A highlight for Sophie has been showing the governing councils of schools what they can do to embed evidence-based AOD education into their curriculum.
“The Limestone Coast LDAT, particularly Sophie, has proactively ensured the Planet Youth Year 10 survey findings were shared,” said Liana Bellifemini, Senior Community Development Officer with the Alcohol and Drug Foundation.
“All seven councils in the Limestone Coast LGA, as well as all School Parent Governance Groups, were engaged around the risk factors evident from the survey findings, and provided with guidelines on building up the protective factors for young people.”
“This holds the Limestone Coast community in good stead to build on prevention activities to reduce AOD harms through the implementation of the Planet Youth model.”
Forming strong partnerships in Lithgow City
Similarly, Ali Kim, Lithgow City Council’s Community Development Officer, also points to the Planet Youth model as a powerful partnership builder.
“It came at the right time. We realised that to change the culture we needed to focus on the young ones.
“The survey gave us insights, especially that parents did not know the parents of their kids’ friends and that more activities for young people were needed. It gave us specific things to work on.
“For example, our youth drop-in space started as a music space but has grown into a homework and board games space. Each term we’ve had it at different cafes. It’s where kids come to hang out and we get to know the kids.”
Over the past 12 months, throughout COVID-19 and bushfire crises, Lithgow LDAT have increased their membership and strengthened community support for young people across the four Planet Youth domains: peers, school, parents and leisure.
“They have established avenues to engage parents. This has enabled parents to participate in determining strategies that increase the protective factors that benefit children and young people in their community,” said Ellen Panaretos, Senior Community Development Officer with the Alcohol and Drug Foundation.

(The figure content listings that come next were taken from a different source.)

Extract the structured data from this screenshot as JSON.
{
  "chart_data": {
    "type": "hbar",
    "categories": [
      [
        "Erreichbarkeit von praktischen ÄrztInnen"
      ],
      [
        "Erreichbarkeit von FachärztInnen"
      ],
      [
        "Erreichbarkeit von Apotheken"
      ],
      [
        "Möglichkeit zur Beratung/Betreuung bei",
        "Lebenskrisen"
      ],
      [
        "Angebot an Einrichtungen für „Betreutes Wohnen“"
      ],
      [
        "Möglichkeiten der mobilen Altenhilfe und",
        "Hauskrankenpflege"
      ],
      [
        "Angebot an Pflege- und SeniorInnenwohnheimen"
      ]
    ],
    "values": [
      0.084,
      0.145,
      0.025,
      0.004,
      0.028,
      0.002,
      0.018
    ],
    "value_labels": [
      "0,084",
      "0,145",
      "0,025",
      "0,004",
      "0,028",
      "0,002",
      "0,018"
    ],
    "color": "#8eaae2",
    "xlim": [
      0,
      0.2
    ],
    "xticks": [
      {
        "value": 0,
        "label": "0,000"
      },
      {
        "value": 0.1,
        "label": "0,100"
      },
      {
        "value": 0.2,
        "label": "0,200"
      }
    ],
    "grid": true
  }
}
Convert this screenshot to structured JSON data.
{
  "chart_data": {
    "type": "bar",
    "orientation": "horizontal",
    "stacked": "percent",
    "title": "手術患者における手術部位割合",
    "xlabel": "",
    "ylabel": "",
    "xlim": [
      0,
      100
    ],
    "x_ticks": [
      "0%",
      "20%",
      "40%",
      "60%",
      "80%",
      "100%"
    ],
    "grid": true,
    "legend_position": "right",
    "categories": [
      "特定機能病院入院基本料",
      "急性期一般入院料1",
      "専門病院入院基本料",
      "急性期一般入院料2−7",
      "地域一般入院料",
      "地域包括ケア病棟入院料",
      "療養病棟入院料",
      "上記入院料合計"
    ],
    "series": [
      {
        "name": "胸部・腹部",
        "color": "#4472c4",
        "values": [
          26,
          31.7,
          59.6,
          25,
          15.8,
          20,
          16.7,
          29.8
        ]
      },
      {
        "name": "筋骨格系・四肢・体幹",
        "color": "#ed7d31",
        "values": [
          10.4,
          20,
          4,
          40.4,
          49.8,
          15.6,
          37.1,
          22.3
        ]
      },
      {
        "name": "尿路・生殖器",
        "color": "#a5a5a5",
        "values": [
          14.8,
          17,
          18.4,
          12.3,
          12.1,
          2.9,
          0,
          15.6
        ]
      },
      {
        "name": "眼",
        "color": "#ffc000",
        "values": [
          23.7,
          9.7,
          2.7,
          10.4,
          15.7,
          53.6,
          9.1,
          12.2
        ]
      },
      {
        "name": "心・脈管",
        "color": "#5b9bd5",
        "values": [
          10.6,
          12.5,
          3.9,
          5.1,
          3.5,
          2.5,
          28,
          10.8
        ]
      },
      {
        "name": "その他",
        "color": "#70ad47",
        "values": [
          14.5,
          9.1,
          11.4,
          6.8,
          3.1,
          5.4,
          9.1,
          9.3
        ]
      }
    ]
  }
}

“The LDAT’s engagement of a Youth Council has led to the establishment of youth groups in the area, and increased their ‘voice’ through media.
“These young people are now the core group raising awareness with community decision makers, of both the LDAT’s Planet Youth strategies and young people’s needs.”
Next steps for Planet Youth trial
Sophie and Ali say that next steps in the Planet Youth trial are more education opportunities and building up more parental engagement and networks. Plans are also underway to conduct a follow up Planet Youth survey with participating schools later this year (COVID lockdowns pending), to track progress and identify success areas as well as future areas of focus.
Practical outcomes of Planet Youth activities include:
- surveys providing insights to inform evidence-based community led action
- community groups, schools and parents working in partnership
- increased parent and carer LDAT membership
- more youth participating in extracurricular activities
- regular monthly meetings and sub-groups for projects.